Publisher: Oxford University Press
ISBN: 9780198112808
Category : Literary Collections
Languages : en
Pages : 390
Book Description
Replete with biographical introduction, discussions of sources and compositional methodology, this two volume work is the first to include all Mary Sidney Herbert's extant works.
Miscellaneous Order
Author: Angus Vine
Publisher: Oxford University Press
ISBN: 019253761X
Category : Literary Criticism
Languages : en
Pages : 302
Book Description
This book examines one of the most pervasive, but also perplexing, textual phenomena of the early modern world: the manuscript miscellany. Faced with multiple problems of definition, categorization, and (often conflicting) terminology, modern scholars have tended to dismiss the miscellany as disorganized and chaotic. Miscellaneous Order radically challenges that view by uncovering the various forms of organization and order previously hidden in early modern manuscript books.
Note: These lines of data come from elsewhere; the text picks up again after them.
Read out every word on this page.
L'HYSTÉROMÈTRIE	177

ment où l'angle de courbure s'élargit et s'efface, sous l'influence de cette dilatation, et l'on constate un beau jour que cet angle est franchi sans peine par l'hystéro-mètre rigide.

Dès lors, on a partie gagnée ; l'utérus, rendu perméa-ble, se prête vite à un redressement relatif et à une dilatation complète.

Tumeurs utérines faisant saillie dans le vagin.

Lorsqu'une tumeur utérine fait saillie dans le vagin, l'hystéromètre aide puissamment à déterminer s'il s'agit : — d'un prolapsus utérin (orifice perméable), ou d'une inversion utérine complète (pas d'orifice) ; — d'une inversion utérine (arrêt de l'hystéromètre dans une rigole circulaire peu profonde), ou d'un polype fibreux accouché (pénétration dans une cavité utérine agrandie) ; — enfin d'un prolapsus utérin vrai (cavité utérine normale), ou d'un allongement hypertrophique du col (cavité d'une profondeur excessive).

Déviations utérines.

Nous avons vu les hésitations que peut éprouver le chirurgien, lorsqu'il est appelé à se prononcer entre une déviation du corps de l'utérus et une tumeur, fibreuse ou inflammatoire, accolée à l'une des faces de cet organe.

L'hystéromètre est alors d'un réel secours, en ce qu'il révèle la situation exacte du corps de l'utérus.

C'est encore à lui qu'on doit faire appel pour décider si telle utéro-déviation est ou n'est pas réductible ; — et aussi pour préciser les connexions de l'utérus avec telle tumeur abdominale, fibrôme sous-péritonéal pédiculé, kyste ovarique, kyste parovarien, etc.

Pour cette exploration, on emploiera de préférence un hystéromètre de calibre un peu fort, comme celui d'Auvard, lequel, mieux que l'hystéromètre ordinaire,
Drawing on original literary and historical research, and examining both the materiality of early modern manuscripts and their contents, this book sheds new light on the transcriptive and archival practices of early modern Britain, as well as on the broader intellectual context of manuscript culture and its scholarly afterlives. Based on extensive archival research, and interdisciplinary in both subject and matter, Miscellaneous Order focuses on the myriad kinds of manuscript compiled and produced in the early modern era. Showing that the miscellany was essential to the organization of knowledge across a range of genres and disciplines, from poetry to science, and from recipe books to accounts, it proposes a new model for understanding the proliferation of manuscript material in the sixteenth and seventeenth centuries. By restoring attention to 'miscellaneous order' in this way, it shows that we have fundamentally misunderstood how early modern men and women read, wrote, and thought. Rather than a textual form characterized by an absence of order, the miscellany, it argues, operated as an epistemically and aesthetically productive system throughout the early modern period.
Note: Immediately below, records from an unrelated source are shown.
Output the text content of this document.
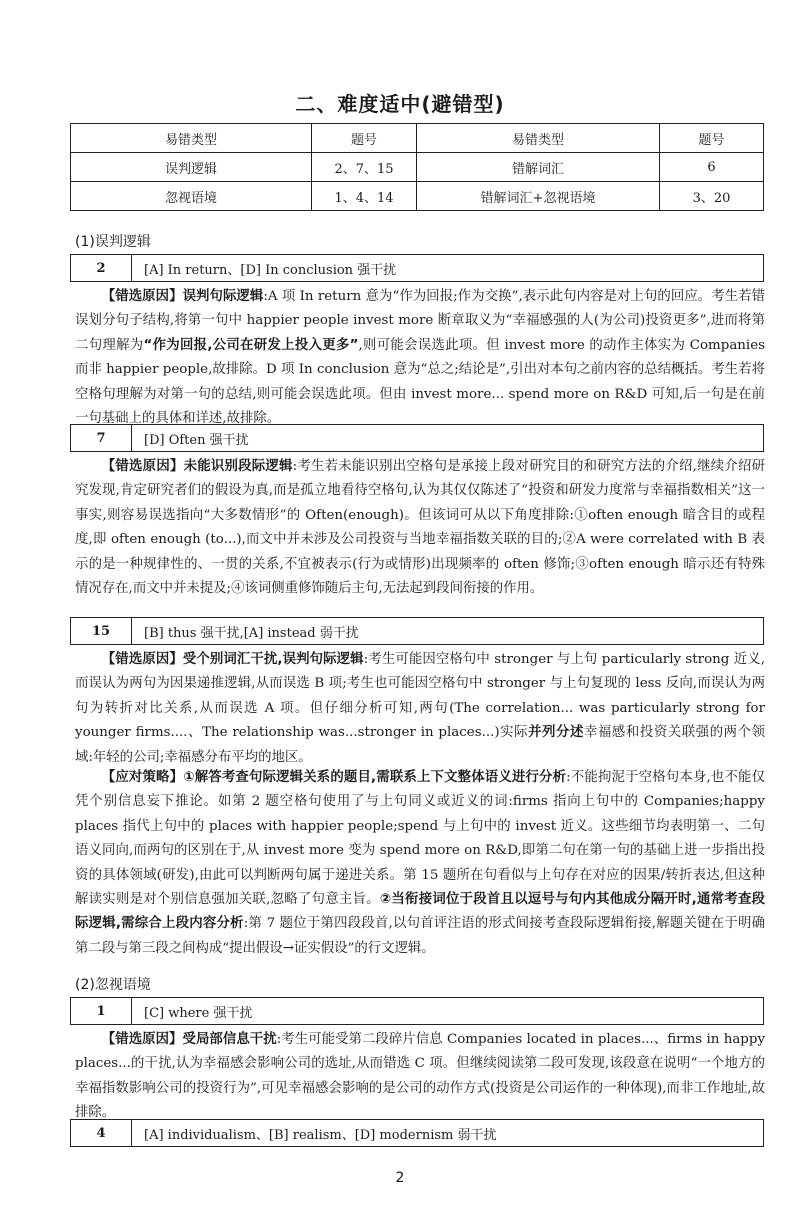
二、难度适中(避错型)
易错类型	题号	易错类型	题号
误判逻辑	2、7、15	错解词汇	6
忽视语境	1、4、14	错解词汇+忽视语境	3、20
(1)误判逻辑
2	[A] In return、[D] In conclusion 强干扰

【错选原因】误判句际逻辑:A 项 In return 意为“作为回报;作为交换”,表示此句内容是对上句的回应。考生若错误划分句子结构,将第一句中 happier people invest more 断章取义为“幸福感强的人(为公司)投资更多”,进而将第二句理解为“作为回报,公司在研发上投入更多”,则可能会误选此项。但 invest more 的动作主体实为 Companies 而非 happier people,故排除。D 项 In conclusion 意为“总之;结论是”,引出对本句之前内容的总结概括。考生若将空格句理解为对第一句的总结,则可能会误选此项。但由 invest more... spend more on R&D 可知,后一句是在前一句基础上的具体和详述,故排除。

7	[D] Often 强干扰

【错选原因】未能识别段际逻辑:考生若未能识别出空格句是承接上段对研究目的和研究方法的介绍,继续介绍研究发现,肯定研究者们的假设为真,而是孤立地看待空格句,认为其仅仅陈述了“投资和研发力度常与幸福指数相关”这一事实,则容易误选指向“大多数情形”的 Often(enough)。但该词可从以下角度排除:①often enough 暗含目的或程度,即 often enough (to...),而文中并未涉及公司投资与当地幸福指数关联的目的;②A were correlated with B 表示的是一种规律性的、一贯的关系,不宜被表示(行为或情形)出现频率的 often 修饰;③often enough 暗示还有特殊情况存在,而文中并未提及;④该词侧重修饰随后主句,无法起到段间衔接的作用。

15	[B] thus 强干扰,[A] instead 弱干扰

【错选原因】受个别词汇干扰,误判句际逻辑:考生可能因空格句中 stronger 与上句 particularly strong 近义,而误认为两句为因果递推逻辑,从而误选 B 项;考生也可能因空格句中 stronger 与上句复现的 less 反向,而误认为两句为转折对比关系,从而误选 A 项。但仔细分析可知,两句(The correlation... was particularly strong for younger firms....、The relationship was...stronger in places...)实际并列分述幸福感和投资关联强的两个领域:年轻的公司;幸福感分布平均的地区。

【应对策略】①解答考查句际逻辑关系的题目,需联系上下文整体语义进行分析:不能拘泥于空格句本身,也不能仅凭个别信息妄下推论。如第 2 题空格句使用了与上句同义或近义的词:firms 指向上句中的 Companies;happy places 指代上句中的 places with happier people;spend 与上句中的 invest 近义。这些细节均表明第一、二句语义同向,而两句的区别在于,从 invest more 变为 spend more on R&D,即第二句在第一句的基础上进一步指出投资的具体领域(研发),由此可以判断两句属于递进关系。第 15 题所在句看似与上句存在对应的因果/转折表达,但这种解读实则是对个别信息强加关联,忽略了句意主旨。②当衔接词位于段首且以逗号与句内其他成分隔开时,通常考查段际逻辑,需综合上段内容分析:第 7 题位于第四段段首,以句首评注语的形式间接考查段际逻辑衔接,解题关键在于明确第二段与第三段之间构成“提出假设→证实假设”的行文逻辑。

(2)忽视语境
1	[C] where 强干扰

【错选原因】受局部信息干扰:考生可能受第二段碎片信息 Companies located in places...、firms in happy places...的干扰,认为幸福感会影响公司的选址,从而错选 C 项。但继续阅读第二段可发现,该段意在说明“一个地方的幸福指数影响公司的投资行为”,可见幸福感会影响的是公司的动作方式(投资是公司运作的一种体现),而非工作地址,故排除。

4	[A] individualism、[B] realism、[D] modernism 弱干扰
2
Publisher: Oxford University Press
ISBN: 019253761X
Category : Literary Criticism
Languages : en
Pages : 302
Book Description
This book examines one of the most pervasive, but also perplexing, textual phenomena of the early modern world: the manuscript miscellany. Faced with multiple problems of definition, categorization, and (often conflicting) terminology, modern scholars have tended to dismiss the miscellany as disorganized and chaotic. Miscellaneous Order radically challenges that view by uncovering the various forms of organization and order previously hidden in early modern manuscript books. Drawing on original literary and historical research, and examining both the materiality of early modern manuscripts and their contents, this book sheds new light on the transcriptive and archival practices of early modern Britain, as well as on the broader intellectual context of manuscript culture and its scholarly afterlives. Based on extensive archival research, and interdisciplinary in both subject and matter, Miscellaneous Order focuses on the myriad kinds of manuscript compiled and produced in the early modern era. Showing that the miscellany was essential to the organization of knowledge across a range of genres and disciplines, from poetry to science, and from recipe books to accounts, it proposes a new model for understanding the proliferation of manuscript material in the sixteenth and seventeenth centuries. By restoring attention to 'miscellaneous order' in this way, it shows that we have fundamentally misunderstood how early modern men and women read, wrote, and thought. Rather than a textual form characterized by an absence of order, the miscellany, it argues, operated as an epistemically and aesthetically productive system throughout the early modern period.